This article was originally published in Domus 531 / February 1974

The last work of Robert Smithson

In an arid and abstracted landscape scorched by the sun for 350 days of the year, Robert Smithson's (1938-1973) last work was completed. It concluded the trilogy which began with Spiral Jetty in 1970, at Great Salt Lake, Utah, and with The Broken Circle, at Emmen, Holland, in 1971. Amarillo Ramp is situated on Tevocas Lake, an artificial lake 17 miles [27 kilometres] north of Amarillo, in the Texas Panhandle. The idea of producing a work in an artificial lake originated from the analogical and historical need to integrate or to flank a utilitarian irrigation operation with an artistic act that would aestheticize the territory.
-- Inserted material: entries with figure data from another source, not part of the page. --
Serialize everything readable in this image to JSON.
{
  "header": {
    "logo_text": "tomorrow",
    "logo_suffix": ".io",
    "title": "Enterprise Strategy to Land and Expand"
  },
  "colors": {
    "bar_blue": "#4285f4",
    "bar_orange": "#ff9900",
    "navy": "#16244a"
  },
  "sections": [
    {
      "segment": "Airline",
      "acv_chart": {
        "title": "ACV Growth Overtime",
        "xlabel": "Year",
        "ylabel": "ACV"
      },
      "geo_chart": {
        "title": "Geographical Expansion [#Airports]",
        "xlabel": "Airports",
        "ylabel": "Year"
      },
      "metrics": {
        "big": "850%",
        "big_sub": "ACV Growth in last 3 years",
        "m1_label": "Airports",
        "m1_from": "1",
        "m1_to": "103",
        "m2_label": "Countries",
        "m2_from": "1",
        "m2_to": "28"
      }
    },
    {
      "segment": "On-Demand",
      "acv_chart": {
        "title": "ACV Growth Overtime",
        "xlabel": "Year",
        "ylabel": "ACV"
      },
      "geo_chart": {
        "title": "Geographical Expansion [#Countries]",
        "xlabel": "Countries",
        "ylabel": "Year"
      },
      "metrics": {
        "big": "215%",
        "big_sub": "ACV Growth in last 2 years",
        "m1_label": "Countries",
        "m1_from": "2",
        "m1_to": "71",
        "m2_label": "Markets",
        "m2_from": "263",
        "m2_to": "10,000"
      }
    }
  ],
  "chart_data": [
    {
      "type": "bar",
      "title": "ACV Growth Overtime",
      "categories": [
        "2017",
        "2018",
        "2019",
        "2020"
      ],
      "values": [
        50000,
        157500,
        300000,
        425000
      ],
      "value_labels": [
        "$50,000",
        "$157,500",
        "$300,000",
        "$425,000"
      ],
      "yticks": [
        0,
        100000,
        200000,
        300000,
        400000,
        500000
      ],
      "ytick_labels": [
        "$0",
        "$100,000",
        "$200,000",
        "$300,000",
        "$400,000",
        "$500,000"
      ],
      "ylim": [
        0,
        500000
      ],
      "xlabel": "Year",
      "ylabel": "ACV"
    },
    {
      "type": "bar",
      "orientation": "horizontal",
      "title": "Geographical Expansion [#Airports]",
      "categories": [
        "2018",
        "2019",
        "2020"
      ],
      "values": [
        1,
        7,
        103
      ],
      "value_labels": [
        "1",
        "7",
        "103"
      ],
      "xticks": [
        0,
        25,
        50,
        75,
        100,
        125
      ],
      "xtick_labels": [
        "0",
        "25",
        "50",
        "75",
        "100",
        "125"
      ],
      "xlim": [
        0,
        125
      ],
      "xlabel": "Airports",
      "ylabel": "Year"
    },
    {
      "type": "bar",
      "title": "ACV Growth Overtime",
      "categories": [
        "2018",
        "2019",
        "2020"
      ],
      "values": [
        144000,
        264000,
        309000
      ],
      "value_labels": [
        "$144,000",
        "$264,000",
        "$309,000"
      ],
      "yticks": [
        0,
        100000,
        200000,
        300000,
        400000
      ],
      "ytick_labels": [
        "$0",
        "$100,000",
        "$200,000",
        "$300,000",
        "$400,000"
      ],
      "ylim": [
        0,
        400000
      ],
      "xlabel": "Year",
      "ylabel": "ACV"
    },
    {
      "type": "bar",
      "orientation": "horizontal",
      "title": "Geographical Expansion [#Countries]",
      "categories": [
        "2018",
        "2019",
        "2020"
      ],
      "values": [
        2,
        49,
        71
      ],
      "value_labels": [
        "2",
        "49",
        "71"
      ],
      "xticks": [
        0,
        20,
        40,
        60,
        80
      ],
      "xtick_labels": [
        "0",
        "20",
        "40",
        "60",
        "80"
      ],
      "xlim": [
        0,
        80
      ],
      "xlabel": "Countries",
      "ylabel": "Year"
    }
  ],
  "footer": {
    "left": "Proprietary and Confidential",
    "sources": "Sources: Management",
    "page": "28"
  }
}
The semi-desert surroundings, swept by continuai tornadoes, were chosen for their physical and atmospheric features, capable of changing the colour of the earth and rocks according to the variation of solar incidence.

Constructed in sandstone rock with white veining, the ramp starts from the shore and stretches for 120 metres into the lake. Its diameter (45 metres) is the maximum permitted by the capacity of the lake. When the lake is not dry and is at its normal water level, the ramp emerges by 3,3 metres and occupies half the lake. As one walks along it one feels as though one were going into an endless and timeless space, swinging between earth and sky.